The world is beginning to look like France, a few years before the Revolution. There are no reliable wealth statistics from that time, but the disparities are unlikely to have been greater than they are today. The wealthiest 5% of the world's people now earn 114 times as much as the poorest 5%. The 500 richest people on earth now own $1,54-trillion -- more than the entire gross domestic product of Africa, or the combined annual incomes of the poorest half of humanity.
Now, just as then, the desperation of the poor counterpoises the obscene consumption of the rich. Now, just as then, the sages employed by the global aristocrats - in the universities, the thinktanks, the newspapers and magazines -- contrive to prove that we possess the best of all possible systems in the best of all possible worlds.
In the fortress of Camp Delta in Guantanamo Bay we have our Bastille, in which men are imprisoned without charge or trial.
Like the court at Versailles, the wealth and splendour of the nouveau-ancien regime will be on display, not far from the stinking slums in which hunger reigns, at next week's world trade summit in Cancun in Mexico.
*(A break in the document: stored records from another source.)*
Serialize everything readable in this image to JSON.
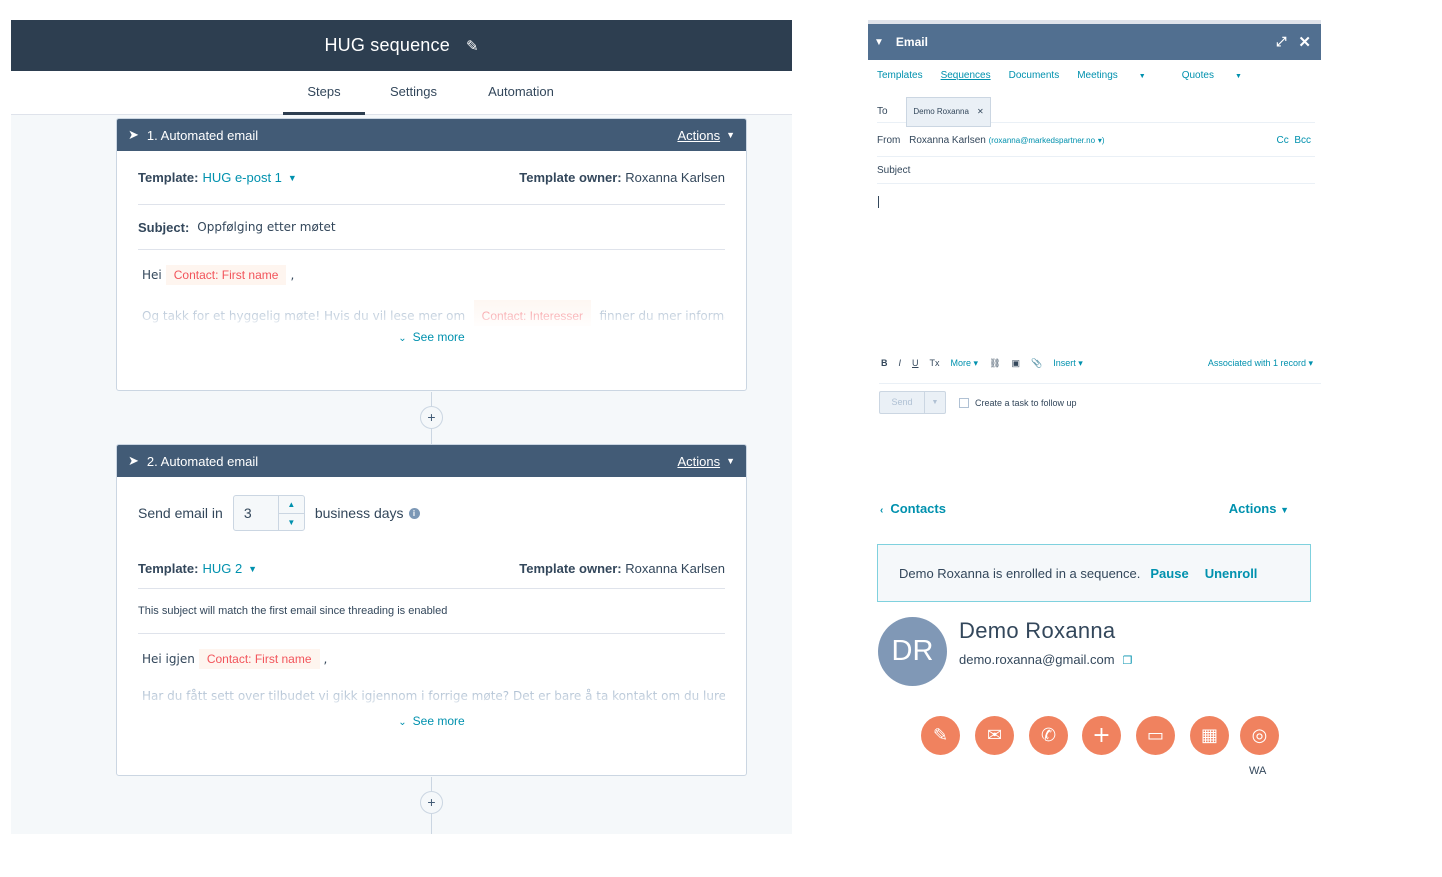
{
  "sequence": {
    "title": "HUG sequence",
    "tabs": [
      {
        "label": "Steps",
        "active": true
      },
      {
        "label": "Settings",
        "active": false
      },
      {
        "label": "Automation",
        "active": false
      }
    ]
  },
  "steps": [
    {
      "header": "1. Automated email",
      "actions_label": "Actions",
      "template_label": "Template:",
      "template_name": "HUG e-post 1",
      "owner_label": "Template owner:",
      "owner_name": "Roxanna Karlsen",
      "subject_label": "Subject:",
      "subject_value": "Oppfølging etter møtet",
      "greeting": "Hei",
      "token": "Contact: First name",
      "comma": ",",
      "preview_before": "Og takk for et hyggelig møte! Hvis du vil lese mer om",
      "preview_token": "Contact: Interesser",
      "preview_after": "finner du mer informasjon",
      "see_more": "See more"
    },
    {
      "header": "2. Automated email",
      "actions_label": "Actions",
      "send_in_label": "Send email in",
      "send_in_value": "3",
      "days_label": "business days",
      "template_label": "Template:",
      "template_name": "HUG 2",
      "owner_label": "Template owner:",
      "owner_name": "Roxanna Karlsen",
      "threading_note": "This subject will match the first email since threading is enabled",
      "greeting": "Hei igjen",
      "token": "Contact: First name",
      "comma": ",",
      "preview": "Har du fått sett over tilbudet vi gikk igjennom i forrige møte? Det er bare å ta kontakt om du lurer på noe",
      "see_more": "See more"
    }
  ],
  "email": {
    "title": "Email",
    "nav": [
      "Templates",
      "Sequences",
      "Documents",
      "Meetings",
      "Quotes"
    ],
    "to_label": "To",
    "to_chip": "Demo Roxanna",
    "from_label": "From",
    "from_name": "Roxanna Karlsen",
    "from_email": "(roxanna@markedspartner.no",
    "cc": "Cc",
    "bcc": "Bcc",
    "subject_label": "Subject",
    "toolbar": {
      "bold": "B",
      "italic": "I",
      "underline": "U",
      "clear": "Tx",
      "more": "More",
      "insert": "Insert",
      "associated": "Associated with 1 record"
    },
    "send_label": "Send",
    "task_label": "Create a task to follow up"
  },
  "contact": {
    "back_label": "Contacts",
    "actions_label": "Actions",
    "enroll_text": "Demo Roxanna is enrolled in a sequence.",
    "pause_label": "Pause",
    "unenroll_label": "Unenroll",
    "initials": "DR",
    "name": "Demo Roxanna",
    "email": "demo.roxanna@gmail.com",
    "action_icons": [
      "note-icon",
      "email-icon",
      "call-icon",
      "add-icon",
      "log-icon",
      "meeting-icon",
      "whatsapp-icon"
    ],
    "wa_label": "WA"
  },
  "colors": {
    "header_dark": "#2d3e50",
    "card_header": "#425b76",
    "email_header": "#516f90",
    "link": "#0091ae",
    "token_text": "#f2545b",
    "action_orange": "#f0825f"
  }
}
Between banquets and champagne receptions, men like the European trade commissioner Pascal Lamy and the US trade representative Robert Zoellick will dismiss with their customary arrogance the needs of the hungry majority. There we will witness the same corruption, of both purpose and execution, the same conflation of the private good with the public good: le monde, c'est nous. As Charles Dickens wrote of the ruling class of that earlier time: "the leprosy of unreality disfigured every human creature in attendance."